I think that what gets me with taboo books recommended by BookTok is that they're usually very poorly written. And if the writing is poor, you're not really getting the full "shock" value.
Like, when you read Sierra Simone's Thornchapel series, the scenes read as really intense because Sierra is an excellent writer. In contrast, a book like Hooked (that one dark romance~ modern Captain Hook book, a concept I was very open to and wanted to like, for the record) is very badly written. There's taboo content and a horrible hero, but like... It just reads juvenile.
I'm about 65% through A Kiss at Midnight by Anne Stuart, a historical romance that is QUITE dark, but the writing is frankly fabulous. Because Stuart can write, the darkness (which is not like, the corny "oh he's so bad he's in a motorcycle gang" torture sequence stuff--it's TRULY intense and pretty accurate for the era) is balanced out by emotional progression and honestly? A very dry, at times dark humor. If a lesser writer handled this plotline, it would just seem like shock factor after shock factor layered on just to get people talking. Very 2edgy4me.
And I'm gonna be really real here. Some fanfic authors are made to transition to actual published books. I think Ali Hazelwood writes a really solid contemporary romance. I really enjoyed You, Again by Kate Goldbeck, and that's based on a fic I actually read. The Hurricane Wars works as a book. (And mind you, let's not take away from the work the editors and authors did to rework fics into actual books here.)
Some fic authors are meant to stay fic authors and to excel at that. I personally think that one of the reasons why we have so many blaaand romance novels right now is that a) some of them are written by less-equipped fic authors trying to write real books and b) some of the authors have read less actual books than they have fics.

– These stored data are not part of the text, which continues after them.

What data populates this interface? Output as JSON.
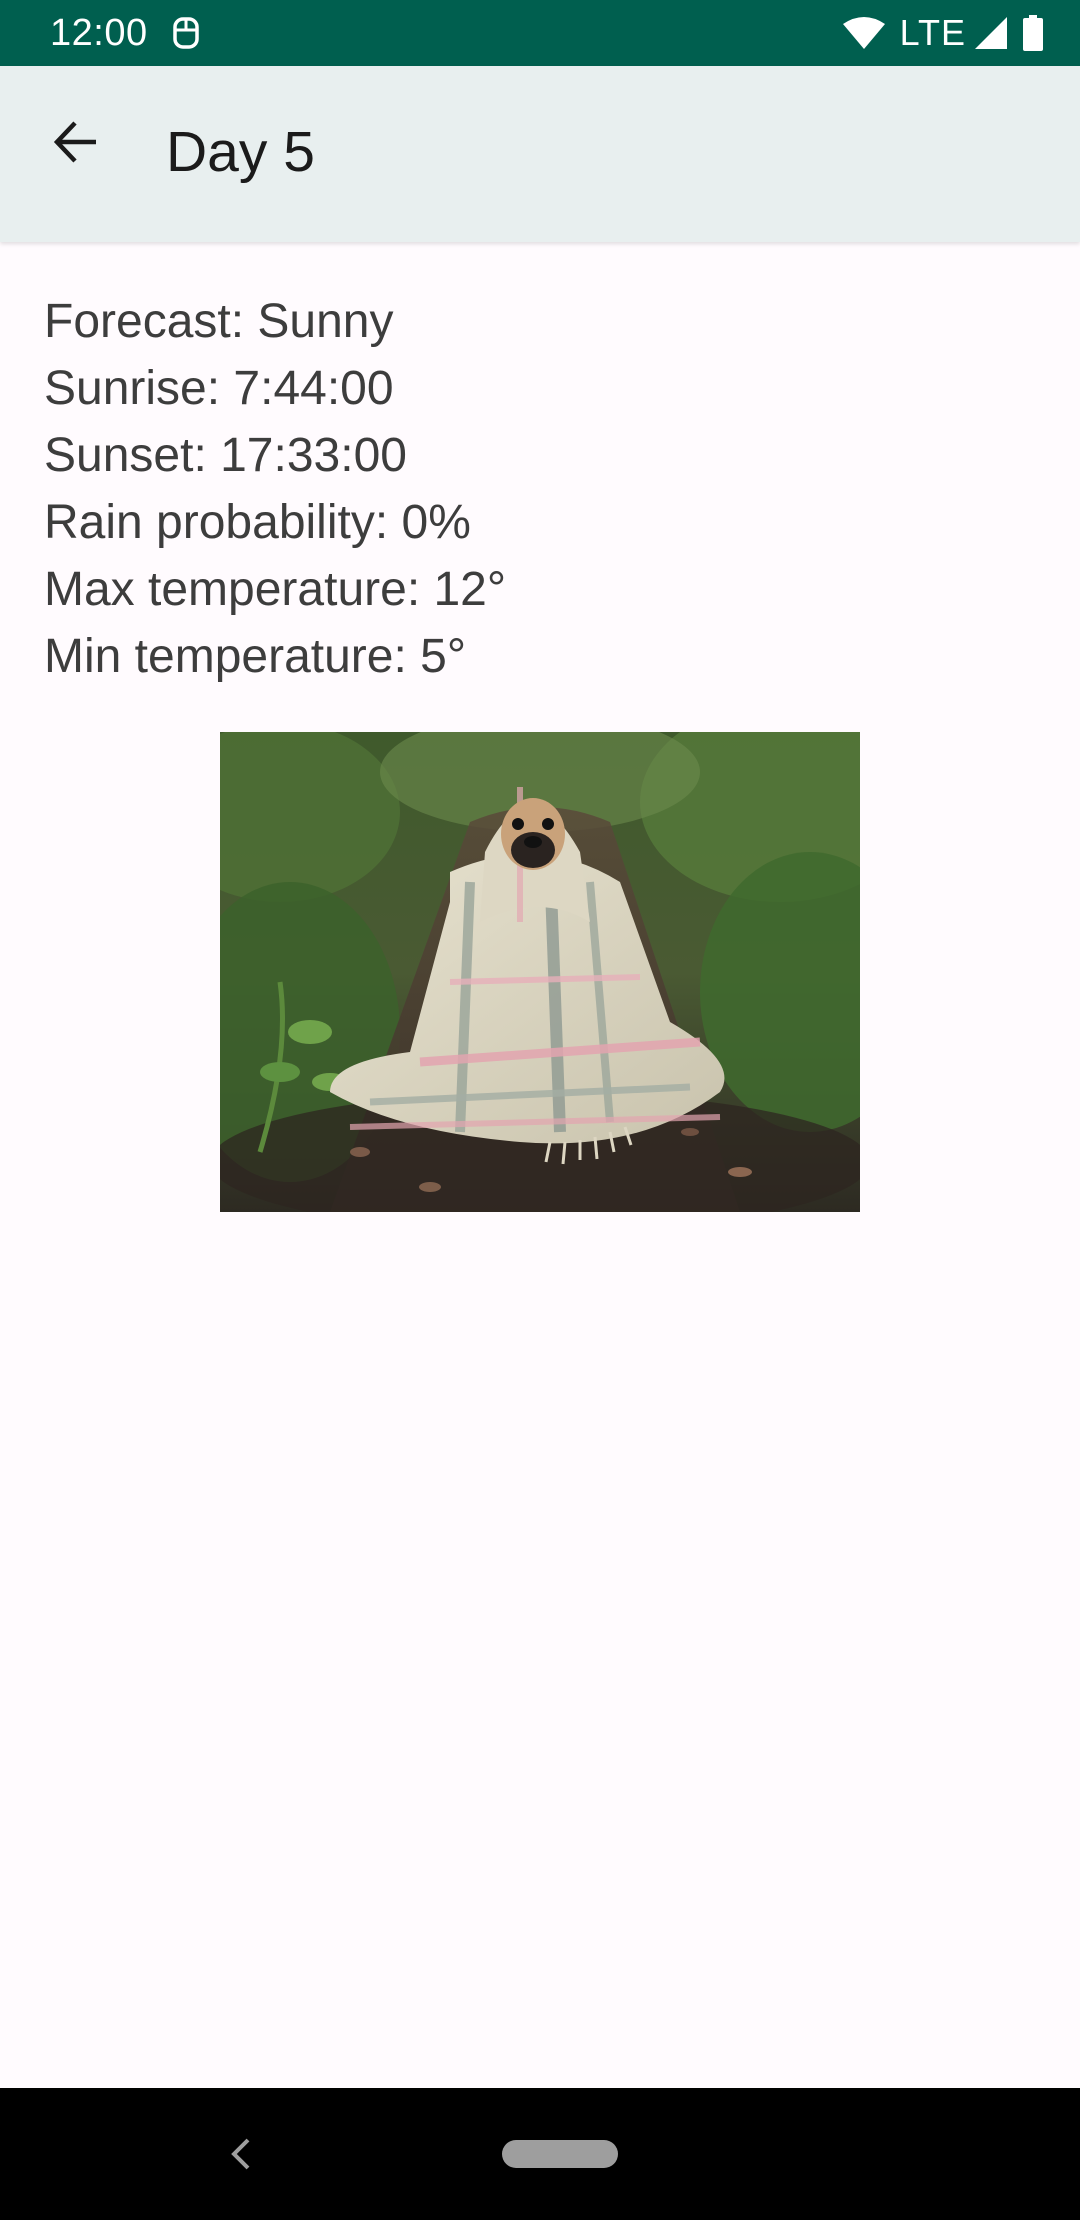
{
  "status_bar": {
    "time": "12:00",
    "network": "LTE",
    "icons": [
      "notification-icon",
      "wifi-icon",
      "signal-icon",
      "battery-icon"
    ]
  },
  "app_bar": {
    "title": "Day 5",
    "back_icon": "back-arrow-icon"
  },
  "details": [
    "Forecast: Sunny",
    "Sunrise: 7:44:00",
    "Sunset: 17:33:00",
    "Rain probability: 0%",
    "Max temperature: 12°",
    "Min temperature: 5°"
  ],
  "image": {
    "subject": "photo"
  },
  "nav_bar": {
    "icons": [
      "nav-back-icon",
      "nav-home-pill"
    ]
  },
  "colors": {
    "status_bar": "#005F4F",
    "app_bar": "#E8EFEF",
    "background": "#FFFBFE",
    "nav_bar": "#000000"
  }
}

There are some tensely plotted, exciting fics out there. But personally? I think the standout nature of those fics--fics like Manacled, which... I think.... is not.... for me. However, bland it is not lol--makes people think that is the NORM for fic, when it's not. The norm for fic, and what I think a lot of more casual fic consumers and people who read more fic than they do books (compared to a lot of romance readers who turn to fic to supplement their reading habits) is very plotless slice of life stuff.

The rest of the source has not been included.